Após a conversa, o gerente explicou que não tinham o modelo de sete lugares disponível para pronta entrega, mas havia uma unidade de dez lugares que podiam testar.
Eles foram dar uma volta. Com um motor V8 de 6.0 litros, o carro era imponente, superando qualquer SUV. O irmão Ge assumiu o volante, enquanto Qian Chen foi para a parte de trás, seu verdadeiro território. Ele explorou o interior e ficou satisfeito: madeira maciça, acabamento em camurça, frigobar e janelas amplas com persianas elétricas que podiam isolar a cabine para total privacidade. O espaço era o principal atrativo. A segunda fileira era extremamente confortável, e a terceira podia ser rebatida para formar uma cama de dois metros. Qian Chen deitou-se e quase adormeceu; a estabilidade do veículo de várias toneladas era inquestionável.
Ao retornar, ambos estavam convencidos de que era muito superior à Alphard. O único problema era o preço: o modelo de dez lugares custava 1,18 milhão, e com os trâmites, chegaria a 1,3 milhão. Além disso, exigia placa amarela e motorista habilitado. O gerente, perspicaz, sugeriu: "Não se preocupem com a placa. Podemos remover o assento traseiro e adaptar para sete lugares. É um procedimento legal e profissional. Garanto que por 1,3 milhão vocês saem daqui com tudo regularizado."
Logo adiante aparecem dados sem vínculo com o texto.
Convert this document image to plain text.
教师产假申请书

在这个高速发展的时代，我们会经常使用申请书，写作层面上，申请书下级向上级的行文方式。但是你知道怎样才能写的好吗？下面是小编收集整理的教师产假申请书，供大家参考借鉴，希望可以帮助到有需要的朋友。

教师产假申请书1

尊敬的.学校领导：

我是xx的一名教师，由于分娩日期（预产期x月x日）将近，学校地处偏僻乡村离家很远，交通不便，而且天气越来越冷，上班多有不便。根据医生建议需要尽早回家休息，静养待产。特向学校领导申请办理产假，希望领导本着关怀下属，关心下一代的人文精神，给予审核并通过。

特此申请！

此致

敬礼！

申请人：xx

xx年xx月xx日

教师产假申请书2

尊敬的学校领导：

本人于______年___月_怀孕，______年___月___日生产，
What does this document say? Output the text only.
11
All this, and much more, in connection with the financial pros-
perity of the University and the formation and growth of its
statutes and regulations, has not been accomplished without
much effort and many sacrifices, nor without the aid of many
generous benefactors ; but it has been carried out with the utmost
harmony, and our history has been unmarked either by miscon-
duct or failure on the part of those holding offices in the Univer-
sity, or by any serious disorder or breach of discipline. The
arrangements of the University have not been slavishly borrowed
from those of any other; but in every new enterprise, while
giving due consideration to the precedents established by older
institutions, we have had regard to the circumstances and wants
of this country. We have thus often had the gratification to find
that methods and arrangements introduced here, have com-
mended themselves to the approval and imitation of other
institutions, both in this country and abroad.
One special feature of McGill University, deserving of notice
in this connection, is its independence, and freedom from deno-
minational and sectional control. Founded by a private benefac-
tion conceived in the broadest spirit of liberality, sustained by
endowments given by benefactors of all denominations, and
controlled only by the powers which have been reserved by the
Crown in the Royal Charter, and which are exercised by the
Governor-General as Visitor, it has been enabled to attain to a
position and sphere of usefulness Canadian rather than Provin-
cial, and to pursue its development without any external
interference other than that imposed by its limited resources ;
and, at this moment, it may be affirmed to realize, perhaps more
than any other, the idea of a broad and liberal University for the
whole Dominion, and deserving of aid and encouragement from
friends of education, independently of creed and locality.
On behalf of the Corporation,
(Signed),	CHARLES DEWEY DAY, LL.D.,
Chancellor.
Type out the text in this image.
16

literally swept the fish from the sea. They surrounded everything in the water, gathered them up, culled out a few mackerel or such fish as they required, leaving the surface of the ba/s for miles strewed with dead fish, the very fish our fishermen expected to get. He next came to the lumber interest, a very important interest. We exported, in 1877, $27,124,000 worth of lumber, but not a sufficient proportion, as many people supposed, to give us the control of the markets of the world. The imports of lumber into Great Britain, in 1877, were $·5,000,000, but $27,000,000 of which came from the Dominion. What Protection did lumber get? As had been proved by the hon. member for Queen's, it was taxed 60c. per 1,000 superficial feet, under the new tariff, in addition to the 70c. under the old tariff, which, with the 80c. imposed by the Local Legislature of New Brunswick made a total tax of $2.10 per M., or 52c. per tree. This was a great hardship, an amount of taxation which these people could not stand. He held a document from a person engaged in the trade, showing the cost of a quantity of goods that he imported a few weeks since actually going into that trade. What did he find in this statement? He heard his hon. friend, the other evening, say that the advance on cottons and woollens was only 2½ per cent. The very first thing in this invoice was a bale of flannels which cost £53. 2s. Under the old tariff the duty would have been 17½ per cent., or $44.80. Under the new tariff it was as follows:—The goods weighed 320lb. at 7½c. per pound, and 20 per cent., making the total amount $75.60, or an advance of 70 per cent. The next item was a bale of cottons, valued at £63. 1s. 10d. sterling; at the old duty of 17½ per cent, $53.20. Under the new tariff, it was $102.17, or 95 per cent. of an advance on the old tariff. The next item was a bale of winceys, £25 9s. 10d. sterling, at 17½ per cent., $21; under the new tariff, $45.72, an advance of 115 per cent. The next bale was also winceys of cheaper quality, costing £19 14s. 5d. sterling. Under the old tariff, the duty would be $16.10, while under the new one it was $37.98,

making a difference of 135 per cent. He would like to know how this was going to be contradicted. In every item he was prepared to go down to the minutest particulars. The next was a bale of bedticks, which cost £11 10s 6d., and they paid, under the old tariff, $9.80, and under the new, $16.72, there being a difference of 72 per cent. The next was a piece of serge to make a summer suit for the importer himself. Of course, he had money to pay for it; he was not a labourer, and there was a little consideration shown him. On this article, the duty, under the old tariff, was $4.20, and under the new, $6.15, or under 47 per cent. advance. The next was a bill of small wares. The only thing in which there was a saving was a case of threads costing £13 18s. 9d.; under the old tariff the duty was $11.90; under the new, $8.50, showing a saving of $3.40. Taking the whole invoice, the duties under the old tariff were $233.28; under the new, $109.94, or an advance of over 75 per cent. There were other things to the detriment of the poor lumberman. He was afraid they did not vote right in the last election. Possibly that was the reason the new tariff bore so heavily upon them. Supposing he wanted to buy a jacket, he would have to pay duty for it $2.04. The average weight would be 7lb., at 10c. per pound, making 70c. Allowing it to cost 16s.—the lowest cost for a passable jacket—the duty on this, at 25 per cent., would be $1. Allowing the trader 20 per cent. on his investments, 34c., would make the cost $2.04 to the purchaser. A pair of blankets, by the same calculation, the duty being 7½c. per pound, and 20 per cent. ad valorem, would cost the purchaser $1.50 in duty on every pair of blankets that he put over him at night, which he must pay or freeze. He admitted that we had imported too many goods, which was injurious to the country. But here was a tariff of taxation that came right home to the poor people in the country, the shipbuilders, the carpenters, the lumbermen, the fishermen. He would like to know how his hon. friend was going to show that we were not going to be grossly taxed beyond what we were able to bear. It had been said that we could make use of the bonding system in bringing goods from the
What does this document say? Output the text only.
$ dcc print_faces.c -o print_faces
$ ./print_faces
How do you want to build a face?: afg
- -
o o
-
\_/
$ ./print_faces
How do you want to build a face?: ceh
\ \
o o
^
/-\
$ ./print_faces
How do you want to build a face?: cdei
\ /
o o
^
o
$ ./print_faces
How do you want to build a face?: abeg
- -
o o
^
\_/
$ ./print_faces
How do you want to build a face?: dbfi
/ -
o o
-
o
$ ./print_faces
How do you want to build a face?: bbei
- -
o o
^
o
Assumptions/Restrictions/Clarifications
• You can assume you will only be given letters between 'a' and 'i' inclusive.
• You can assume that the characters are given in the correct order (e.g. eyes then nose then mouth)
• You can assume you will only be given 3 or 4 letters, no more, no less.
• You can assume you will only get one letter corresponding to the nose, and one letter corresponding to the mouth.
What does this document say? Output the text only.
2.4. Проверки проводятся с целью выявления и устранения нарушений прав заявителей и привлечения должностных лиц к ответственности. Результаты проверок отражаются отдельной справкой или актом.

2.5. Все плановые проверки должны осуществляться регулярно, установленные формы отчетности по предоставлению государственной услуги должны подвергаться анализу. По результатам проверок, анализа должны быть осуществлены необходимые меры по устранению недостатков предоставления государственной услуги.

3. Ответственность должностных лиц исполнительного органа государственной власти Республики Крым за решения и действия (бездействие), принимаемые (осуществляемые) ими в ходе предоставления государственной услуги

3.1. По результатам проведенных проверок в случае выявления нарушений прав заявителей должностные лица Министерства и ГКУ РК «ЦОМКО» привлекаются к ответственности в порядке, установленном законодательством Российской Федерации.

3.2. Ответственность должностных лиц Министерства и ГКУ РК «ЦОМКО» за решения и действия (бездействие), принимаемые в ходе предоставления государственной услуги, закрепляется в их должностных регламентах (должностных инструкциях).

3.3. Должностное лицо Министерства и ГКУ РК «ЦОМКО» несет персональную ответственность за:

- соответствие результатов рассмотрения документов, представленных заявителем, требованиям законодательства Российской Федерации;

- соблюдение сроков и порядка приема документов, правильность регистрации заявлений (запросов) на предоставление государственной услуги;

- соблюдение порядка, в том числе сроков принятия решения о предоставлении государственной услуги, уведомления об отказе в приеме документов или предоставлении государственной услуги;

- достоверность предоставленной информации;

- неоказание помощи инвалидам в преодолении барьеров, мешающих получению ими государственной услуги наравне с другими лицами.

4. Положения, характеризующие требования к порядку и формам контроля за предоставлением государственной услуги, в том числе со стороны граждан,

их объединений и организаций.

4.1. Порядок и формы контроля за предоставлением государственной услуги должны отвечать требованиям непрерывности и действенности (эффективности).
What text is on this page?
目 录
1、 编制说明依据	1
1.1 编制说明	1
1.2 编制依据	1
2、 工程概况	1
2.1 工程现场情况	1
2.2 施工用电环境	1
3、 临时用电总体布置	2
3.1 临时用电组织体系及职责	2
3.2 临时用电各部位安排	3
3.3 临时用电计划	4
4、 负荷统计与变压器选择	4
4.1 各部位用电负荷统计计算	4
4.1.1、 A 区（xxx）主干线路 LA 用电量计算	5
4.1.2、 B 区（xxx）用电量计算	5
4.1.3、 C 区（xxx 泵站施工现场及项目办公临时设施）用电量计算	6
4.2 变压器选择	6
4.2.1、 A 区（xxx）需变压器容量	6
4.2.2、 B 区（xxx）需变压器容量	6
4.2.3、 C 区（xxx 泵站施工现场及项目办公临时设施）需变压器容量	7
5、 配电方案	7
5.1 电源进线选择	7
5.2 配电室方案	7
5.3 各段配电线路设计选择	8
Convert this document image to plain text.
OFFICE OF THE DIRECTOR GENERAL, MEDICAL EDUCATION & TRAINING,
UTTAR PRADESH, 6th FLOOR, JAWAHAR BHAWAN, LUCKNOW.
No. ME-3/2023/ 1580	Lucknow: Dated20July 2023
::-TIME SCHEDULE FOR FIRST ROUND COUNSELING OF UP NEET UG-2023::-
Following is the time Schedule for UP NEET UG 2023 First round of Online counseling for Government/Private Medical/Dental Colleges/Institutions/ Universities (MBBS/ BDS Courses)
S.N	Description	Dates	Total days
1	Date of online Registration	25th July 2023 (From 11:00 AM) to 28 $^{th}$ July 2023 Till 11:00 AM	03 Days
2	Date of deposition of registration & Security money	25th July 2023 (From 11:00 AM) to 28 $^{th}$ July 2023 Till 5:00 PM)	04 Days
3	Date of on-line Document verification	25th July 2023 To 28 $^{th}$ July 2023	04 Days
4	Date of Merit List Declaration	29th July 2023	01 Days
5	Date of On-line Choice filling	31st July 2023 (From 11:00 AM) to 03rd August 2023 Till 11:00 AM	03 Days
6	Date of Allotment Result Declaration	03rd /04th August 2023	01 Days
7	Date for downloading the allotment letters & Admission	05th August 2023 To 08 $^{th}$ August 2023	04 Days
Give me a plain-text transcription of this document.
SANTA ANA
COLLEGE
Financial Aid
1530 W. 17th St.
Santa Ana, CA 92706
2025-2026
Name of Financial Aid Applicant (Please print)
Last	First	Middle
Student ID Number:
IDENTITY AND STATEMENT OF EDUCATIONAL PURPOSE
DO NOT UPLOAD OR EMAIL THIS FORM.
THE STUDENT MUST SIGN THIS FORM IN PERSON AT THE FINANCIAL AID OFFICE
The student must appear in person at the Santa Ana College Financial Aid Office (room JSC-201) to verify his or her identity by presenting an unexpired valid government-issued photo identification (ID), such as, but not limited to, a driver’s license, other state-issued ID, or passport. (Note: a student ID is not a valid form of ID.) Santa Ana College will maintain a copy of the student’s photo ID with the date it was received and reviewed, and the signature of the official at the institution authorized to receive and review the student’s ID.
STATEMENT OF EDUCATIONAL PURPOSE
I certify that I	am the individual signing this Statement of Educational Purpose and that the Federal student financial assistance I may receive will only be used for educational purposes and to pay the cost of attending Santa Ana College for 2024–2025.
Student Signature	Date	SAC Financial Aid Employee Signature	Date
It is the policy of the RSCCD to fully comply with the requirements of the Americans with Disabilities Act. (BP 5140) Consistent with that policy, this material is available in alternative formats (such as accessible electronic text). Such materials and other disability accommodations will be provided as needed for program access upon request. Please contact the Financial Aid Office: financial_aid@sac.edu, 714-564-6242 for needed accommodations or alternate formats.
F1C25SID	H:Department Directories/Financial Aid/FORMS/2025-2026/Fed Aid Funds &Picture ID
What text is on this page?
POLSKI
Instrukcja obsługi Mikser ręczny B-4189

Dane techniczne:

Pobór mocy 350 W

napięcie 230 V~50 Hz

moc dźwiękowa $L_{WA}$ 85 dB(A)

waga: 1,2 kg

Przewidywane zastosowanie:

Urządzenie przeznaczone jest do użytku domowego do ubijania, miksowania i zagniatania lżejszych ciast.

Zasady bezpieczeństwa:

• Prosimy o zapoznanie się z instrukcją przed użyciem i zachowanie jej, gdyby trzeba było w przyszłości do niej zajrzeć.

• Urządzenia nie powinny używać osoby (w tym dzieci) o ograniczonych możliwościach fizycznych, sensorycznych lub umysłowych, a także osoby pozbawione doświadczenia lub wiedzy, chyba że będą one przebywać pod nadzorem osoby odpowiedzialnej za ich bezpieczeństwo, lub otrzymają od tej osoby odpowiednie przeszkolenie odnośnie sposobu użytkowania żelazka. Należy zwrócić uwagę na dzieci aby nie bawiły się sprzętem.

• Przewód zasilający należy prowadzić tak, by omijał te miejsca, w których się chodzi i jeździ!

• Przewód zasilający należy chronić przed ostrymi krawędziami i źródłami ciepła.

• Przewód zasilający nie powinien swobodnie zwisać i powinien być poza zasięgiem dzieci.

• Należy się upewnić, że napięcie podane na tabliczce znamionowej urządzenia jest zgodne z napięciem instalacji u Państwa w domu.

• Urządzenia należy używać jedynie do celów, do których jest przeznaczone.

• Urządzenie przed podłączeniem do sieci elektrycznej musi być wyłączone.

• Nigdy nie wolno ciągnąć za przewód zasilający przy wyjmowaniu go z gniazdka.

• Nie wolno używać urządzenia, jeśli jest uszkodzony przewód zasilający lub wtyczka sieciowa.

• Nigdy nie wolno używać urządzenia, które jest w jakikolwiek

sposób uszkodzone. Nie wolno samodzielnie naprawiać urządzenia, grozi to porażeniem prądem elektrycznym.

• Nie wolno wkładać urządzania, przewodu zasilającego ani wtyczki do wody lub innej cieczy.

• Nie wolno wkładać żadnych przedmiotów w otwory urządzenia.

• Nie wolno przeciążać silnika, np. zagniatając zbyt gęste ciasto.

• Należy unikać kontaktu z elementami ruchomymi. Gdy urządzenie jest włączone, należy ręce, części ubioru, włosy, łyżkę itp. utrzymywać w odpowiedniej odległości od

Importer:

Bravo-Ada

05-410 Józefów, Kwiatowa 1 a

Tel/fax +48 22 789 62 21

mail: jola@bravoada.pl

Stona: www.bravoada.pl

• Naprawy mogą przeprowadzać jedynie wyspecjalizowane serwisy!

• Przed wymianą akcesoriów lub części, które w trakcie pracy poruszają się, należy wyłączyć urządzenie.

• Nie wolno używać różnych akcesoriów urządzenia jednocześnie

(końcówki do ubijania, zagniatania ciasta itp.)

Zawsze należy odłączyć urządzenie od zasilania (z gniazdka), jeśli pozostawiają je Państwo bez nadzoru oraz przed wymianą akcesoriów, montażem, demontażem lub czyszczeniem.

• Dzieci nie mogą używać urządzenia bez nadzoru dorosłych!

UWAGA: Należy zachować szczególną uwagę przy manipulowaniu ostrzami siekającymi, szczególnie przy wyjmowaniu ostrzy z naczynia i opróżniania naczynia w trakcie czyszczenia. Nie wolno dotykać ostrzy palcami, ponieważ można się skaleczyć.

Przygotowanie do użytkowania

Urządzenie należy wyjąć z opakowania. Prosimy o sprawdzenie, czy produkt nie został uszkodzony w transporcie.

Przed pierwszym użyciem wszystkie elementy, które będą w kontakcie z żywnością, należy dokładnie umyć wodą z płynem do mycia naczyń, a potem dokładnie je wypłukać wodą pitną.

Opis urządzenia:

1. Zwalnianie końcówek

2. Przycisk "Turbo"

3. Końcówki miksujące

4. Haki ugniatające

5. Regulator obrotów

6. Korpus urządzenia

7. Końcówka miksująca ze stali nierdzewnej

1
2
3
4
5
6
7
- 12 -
Não havia o que hesitar. Com quatro milhões em mãos — incluindo o lucro inesperado do filme *A Chinese Ghost Story 4* —, Qian Chen não precisava ser um avarento. Pagou o sinal e combinou de buscar o veículo após a modificação. O gerente, feliz por ter conquistado um cliente famoso, serviu-lhes uma refeição simples e mostrou outros modelos de luxo, esperando que Qian Chen voltasse no futuro ou indicasse amigos, garantindo preços muito melhores do que os das concessionárias oficiais.